The Marine fleet, or what remained of it, had retreated to safety, its cannons silent. On the shoreline, Vice Admiral Vergo stood in his fearsome Orochi form—all eight serpent heads heaving with power—staving off the onslaught of the crimson dragon, its intent to raze the remaining G‑12 outpost evident in every monstrous roar.

High above, the dragon circled relentlessly. A deafening roar rolled through the sky as once-peaceful waters churned beneath its wings. In response, Vergo pressed forward, landing among the toxic swirl of dragon-ignited vapors with brutal precision. Each of his heads spat lances of searing energy, launching volleys that clashed ferociously with the crimson scales above.

Vergo, who had known exactly who he was up against, didn't hold back—not even for a moment. From the first clash of haki and flame, he fought with the full weight of his strength, honed over decades of brutal training.

He remembered vividly the words of his master, Donquixote Doflamingo—"That boy, Lucci… he's a monster in the making. One day, he might even stand on par with my little brother."

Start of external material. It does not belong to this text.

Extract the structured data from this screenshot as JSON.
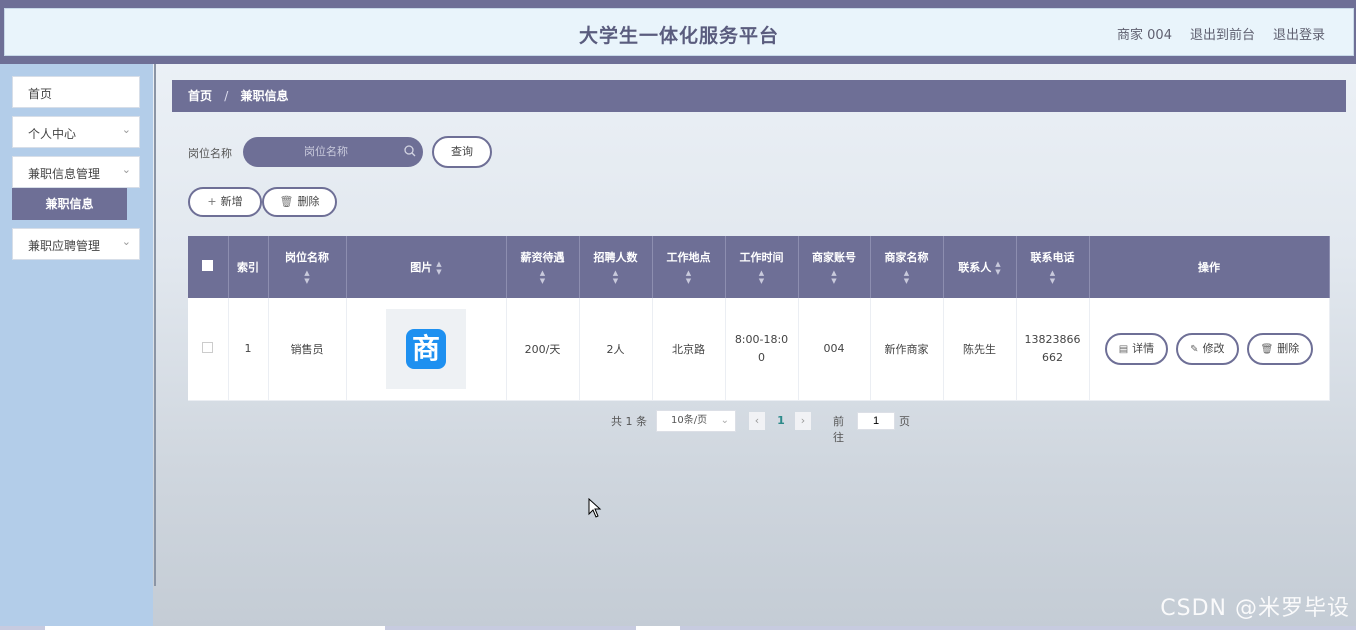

At the time, Vergo had scoffed inwardly. How could some upstart orphan from nowhere, barely out of his childhood, compare to the brilliance of the Donquixote Family's finest? But now, in the heart of battle, he realized those words were no exaggeration—they had been a warning.

Vergo was over a decade older than Lucci. He had started his journey into the secrets of Haki long before the young dragon had even mastered his claws. Trained under legends like Zephyr, Sengoku, and even Garp himself, Vergo had earned his reputation as the rising star of the Marines—a man many believed would one day stand at the top.

And yet, here he was. Pushed. Pressured. Outpaced.

Lucci, in his colossal crimson dragon form, hadn't reverted to his human form once. Not even when battered by Vergo's relentless strikes. Not even when his entire scales were scorched or when Vergo's serpentine heads closed in with deadly precision.

As a fellow Mythical Zoan user, Vergo understood the staggering endurance their fruits granted—but Lucci seemed to be transcending even those limits. His stamina was unnatural. His control, flawless especially for someone so young. His talent potentially unmatched..

With every clash, Vergo felt something crack—not in his body, but in his pride.

There was a fleeting moment, amidst the flames and thunder, where Vergo allowed himself a dangerous thought. If I had trained under the young master… under Rsoinante himself, instead of chasing Marine ideals—would I have become even stronger than I am now?

But the thought was fleeting. Strength, for Vergo, was never his own pursuit. It was a tool—an offering. Something to wield in service of his master. The stronger he became, the more useful he could be to Master Doffy. That was all that mattered. Glory meant nothing. Recognition was irrelevant. Only loyalty remained.

With a snarl, Vergo raised his voices in defiance and let the infernal clouds rain upon the dragon once more. Lances of purple flame stabbed into crimson sky, each burst lighting up the battle with incandescent fury.